5.2 Sandbagging as an Invisible Failure Mode
The toxicity invariance finding has practical implications. If toxicity-based monitoring is the primary safety signal, sandbagging delegates will evade detection entirely. Their interactions produce positive but suboptimal outcomes — not flagged as harmful, but collectively degrading welfare. This suggests that delegation monitoring systems need surplus-based metrics (expected welfare contribution) in addition to harm-based metrics (toxicity).
5.3 Limitations
- Scripted agents: Agent policies are handcrafted rather than learned. Real delegation failures may involve more sophisticated strategic behavior.
- Static delegation structure: Principals and delegates are fixed roles. Dynamic role-switching would create more complex delegation chains.
- 10-epoch horizon: Short simulation length may underestimate the impact of reputation-based mechanisms that require longer histories.
- Two governance levers: The sweep covers only tax and circuit breaker. Audit probability, collusion detection sensitivity, and reputation decay rate are fixed — these may interact with delegation dynamics.
5.4 Future Work
- Delegation-aware governance levers: Design mechanisms that specifically target sandbagging (output quality trending) and capability faking (skill verification protocols).
- Cascading delegation chains: Extend the scenario to track multi-hop delegation where agents re-delegate to sub-delegates.
- LLM-backed agents: Replace scripted policies with language model agents to test whether natural language delegation creates novel failure modes.

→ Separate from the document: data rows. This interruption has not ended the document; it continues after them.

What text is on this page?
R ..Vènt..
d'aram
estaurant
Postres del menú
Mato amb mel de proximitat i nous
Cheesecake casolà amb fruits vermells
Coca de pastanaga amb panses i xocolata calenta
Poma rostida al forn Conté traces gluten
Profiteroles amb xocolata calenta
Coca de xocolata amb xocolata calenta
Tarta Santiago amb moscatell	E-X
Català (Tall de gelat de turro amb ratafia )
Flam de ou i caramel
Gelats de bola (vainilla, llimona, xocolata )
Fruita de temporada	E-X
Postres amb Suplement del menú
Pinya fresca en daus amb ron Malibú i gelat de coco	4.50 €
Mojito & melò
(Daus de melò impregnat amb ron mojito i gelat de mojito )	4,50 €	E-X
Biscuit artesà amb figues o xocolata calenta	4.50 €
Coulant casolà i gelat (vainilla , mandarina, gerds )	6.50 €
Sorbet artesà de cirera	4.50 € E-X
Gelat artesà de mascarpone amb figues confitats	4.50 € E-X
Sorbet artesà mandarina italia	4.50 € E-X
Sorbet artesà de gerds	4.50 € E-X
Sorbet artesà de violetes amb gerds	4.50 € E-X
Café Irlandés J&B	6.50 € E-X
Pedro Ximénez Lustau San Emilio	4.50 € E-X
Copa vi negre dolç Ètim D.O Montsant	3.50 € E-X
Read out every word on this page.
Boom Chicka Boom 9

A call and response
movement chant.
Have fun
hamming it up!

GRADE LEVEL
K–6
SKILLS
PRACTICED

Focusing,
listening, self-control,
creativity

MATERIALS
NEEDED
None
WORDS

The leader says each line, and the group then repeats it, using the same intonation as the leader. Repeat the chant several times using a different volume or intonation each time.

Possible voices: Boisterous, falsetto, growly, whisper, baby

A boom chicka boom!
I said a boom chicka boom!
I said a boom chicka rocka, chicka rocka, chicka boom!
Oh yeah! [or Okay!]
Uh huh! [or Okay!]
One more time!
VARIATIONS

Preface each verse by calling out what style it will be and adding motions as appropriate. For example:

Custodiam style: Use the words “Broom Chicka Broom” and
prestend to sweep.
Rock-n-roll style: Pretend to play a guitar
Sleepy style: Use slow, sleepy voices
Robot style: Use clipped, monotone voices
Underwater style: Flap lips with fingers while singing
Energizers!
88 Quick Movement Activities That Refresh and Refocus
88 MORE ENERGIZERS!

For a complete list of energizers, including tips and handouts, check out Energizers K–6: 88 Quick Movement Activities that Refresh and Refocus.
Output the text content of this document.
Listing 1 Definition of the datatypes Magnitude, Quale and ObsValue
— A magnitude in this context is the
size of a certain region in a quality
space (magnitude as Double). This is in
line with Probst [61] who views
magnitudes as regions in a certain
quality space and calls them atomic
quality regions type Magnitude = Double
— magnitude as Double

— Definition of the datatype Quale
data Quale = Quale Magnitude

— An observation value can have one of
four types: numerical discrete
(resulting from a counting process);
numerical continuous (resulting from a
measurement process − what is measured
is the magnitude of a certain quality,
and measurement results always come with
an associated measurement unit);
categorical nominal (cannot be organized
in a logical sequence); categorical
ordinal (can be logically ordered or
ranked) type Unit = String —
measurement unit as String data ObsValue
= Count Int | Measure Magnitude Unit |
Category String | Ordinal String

- Trust calibration dynamics: Study how principals learn to calibrate trust in delegates over longer horizons.
6. Reproducibility
All results can be reproduced from the scenario YAML and sweep configuration:
# Single run
python -m swarm run scenarios/delegation_games.yaml --seed 42 --epochs 10 --steps 15
# Full sweep (80 runs)
python examples/parameter_sweep.py \
--scenario scenarios/delegation_games.yaml \
--output sweep_results.csv \
--epochs 10 \
--runs_per_config 10 \
--seed 42
# Generate plots
python examples/plot_sweep.py sweep_results.csv --output-dir plots/
Run artifacts: runs/20260213-143751_delegation_games_study/
7. Figures
| Figure | File | Description |
|---|---|---|
| Fig 1 | safety_margin_by_tax.png |
Honest-adversarial payoff gap by tax rate |
| Fig 2 | heatmap_tax_cb.png |
Parameter grid heatmap (welfare, toxicity, quality gap) |
| Fig 3 | welfare_toxicity_tradeoff.png |
Welfare-toxicity scatter by configuration |
| Fig 4 | quality_gap_by_config.png |
Quality gap (selection effect) by configuration |
| Fig 5 | welfare_by_config.png |
Welfare with individual data points by configuration |
| Fig 6 | cb_welfare_boost_ci.png |
Circuit breaker welfare effect with 95% CI |
| Fig 7 | welfare_boxplot.png |
Welfare distribution box plots |
| Fig 8 | toxicity_rate_by_config.png |
Toxicity rate by configuration |
| Fig 9 | payoff_by_agent_type.png |
Agent payoffs by type and configuration |
References
- Tomašev, N., Franklin, M., & Osindero, S. (2026). Intelligent AI Delegation. arXiv:2602.11865.
- Holmström, B. (1979). Moral hazard and observability. Bell Journal of Economics, 10(1), 74–91.
- Conitzer, V., et al. (2024). Social choice for AI alignment: Dealing with diverse human feedback. arXiv:2404.10271.